Y fue en el baile donde Miguel encontró la mejor formula para sentirse joven, ocurrente, ilusionado, abierto a nuevas sensaciones, con seguridad más vitales que la observación de un pináculo catedralicio, que el aceptar la invitación al caminar tranquilo por un pasadizo de lienzos restaurados o de su presencia en la silente fila de butacas desde la que escuchar una conferencia desde unos labios, que si doctos, hablan siempre del pasado  y cuando lo hacen del futuro, la única seguridad que encuentra es la de la incertidumbre.

 

En una palabra, Miguel se hizo un bailongo.

 

Le gustaba la samba y acudió a una academia de baile donde perfeccionó su técnica y en un par de meses obtuvo el cum laude. No quiso saber nada del INSERSO y en muy poco tiempo se hizo popular en las salas de fiestas de la ciudad a las que acudía con asiduidad para mantenerse en forma, intercambiar gestos, miradas y descubrir nuevos ojos.

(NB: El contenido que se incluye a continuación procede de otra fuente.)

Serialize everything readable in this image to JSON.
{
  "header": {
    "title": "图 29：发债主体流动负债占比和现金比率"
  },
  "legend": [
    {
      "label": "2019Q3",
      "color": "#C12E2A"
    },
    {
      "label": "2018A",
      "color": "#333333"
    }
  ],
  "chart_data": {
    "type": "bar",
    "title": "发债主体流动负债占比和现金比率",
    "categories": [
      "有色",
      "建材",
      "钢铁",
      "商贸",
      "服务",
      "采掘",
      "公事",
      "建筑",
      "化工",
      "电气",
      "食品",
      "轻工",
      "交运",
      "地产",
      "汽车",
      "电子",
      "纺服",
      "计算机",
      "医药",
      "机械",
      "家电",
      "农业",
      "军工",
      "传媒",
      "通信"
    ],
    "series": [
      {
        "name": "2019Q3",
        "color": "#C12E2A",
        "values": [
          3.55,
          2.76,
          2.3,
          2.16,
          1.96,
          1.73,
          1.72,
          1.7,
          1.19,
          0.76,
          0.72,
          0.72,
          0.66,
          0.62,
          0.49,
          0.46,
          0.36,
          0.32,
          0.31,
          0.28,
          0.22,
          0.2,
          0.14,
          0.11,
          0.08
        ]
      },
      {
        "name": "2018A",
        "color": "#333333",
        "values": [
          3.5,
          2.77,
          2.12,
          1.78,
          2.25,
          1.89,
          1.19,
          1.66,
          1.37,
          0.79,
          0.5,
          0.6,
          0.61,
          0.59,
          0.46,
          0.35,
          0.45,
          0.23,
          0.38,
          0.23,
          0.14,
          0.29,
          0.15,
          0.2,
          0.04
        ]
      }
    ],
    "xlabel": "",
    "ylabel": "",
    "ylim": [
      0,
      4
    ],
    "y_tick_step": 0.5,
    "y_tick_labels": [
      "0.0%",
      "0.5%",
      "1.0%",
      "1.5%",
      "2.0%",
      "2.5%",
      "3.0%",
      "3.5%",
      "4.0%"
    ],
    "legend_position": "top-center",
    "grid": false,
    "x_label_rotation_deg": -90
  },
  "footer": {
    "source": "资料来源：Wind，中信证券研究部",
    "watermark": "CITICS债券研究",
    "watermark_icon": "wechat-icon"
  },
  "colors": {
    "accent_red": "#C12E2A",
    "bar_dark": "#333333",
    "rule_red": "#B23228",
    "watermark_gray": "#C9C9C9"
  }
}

Los de nuevas vidas, pero sin anclarse a ninguna.

 

Dueño de la pista, sus pasos ligeros, su porte sencillo y su perenne sonrisa, no pasaban desapercibidos y cualquier ruego de baile, la pareja aceptaba el envite y eufórico por los acordes de la orquesta, el calor de unas manos de mujer, los cruces de miradas al compás de los pasos y el dominio de la escena, convertían a Miguel en la quinta esencia de un dios inmortal lleno de vida.

 

Así pasaron días, semanas y meses, y en aquel hombre setentón cada vez más juvenil, su aspecto físico mejoraba con el tiempo y el futuro que se cernía sobre su mente lo contemplaba cada vez más amplio, más eterno.

 

Isabel aceptó su invitación y una samba convirtió a ambos por unos minutos en los reyes de la pista. Ajenos al mundo, nada de él les importaba y en aquellos alegres momentos, absortos en su fascinación, la felicidad corría por sus poros con el aliño del sudor de sus cuerpos.

 

Miguel e Isabel no se conocían hasta aquella noche y juntos salieron del baile cada uno a su casa. Isabel aceptó la invitación de un gentil Miguel y subió a su coche por la generosa atención de llevarla a su morada.

 

Eran poco más de las dos de la madrugada cuando en el recuerdo de la noche gozada, un cruce de miradas felices hizo que Miguel perdiera el ritmo de su baile y un compás equivocado le hizo ignorar la presencia de un semáforo en rojo. Un choque bestial puso punto y final a una samba todavía vibrante en el interior de ambos.

 

Fue su único traspié en aquella noche de un último baile.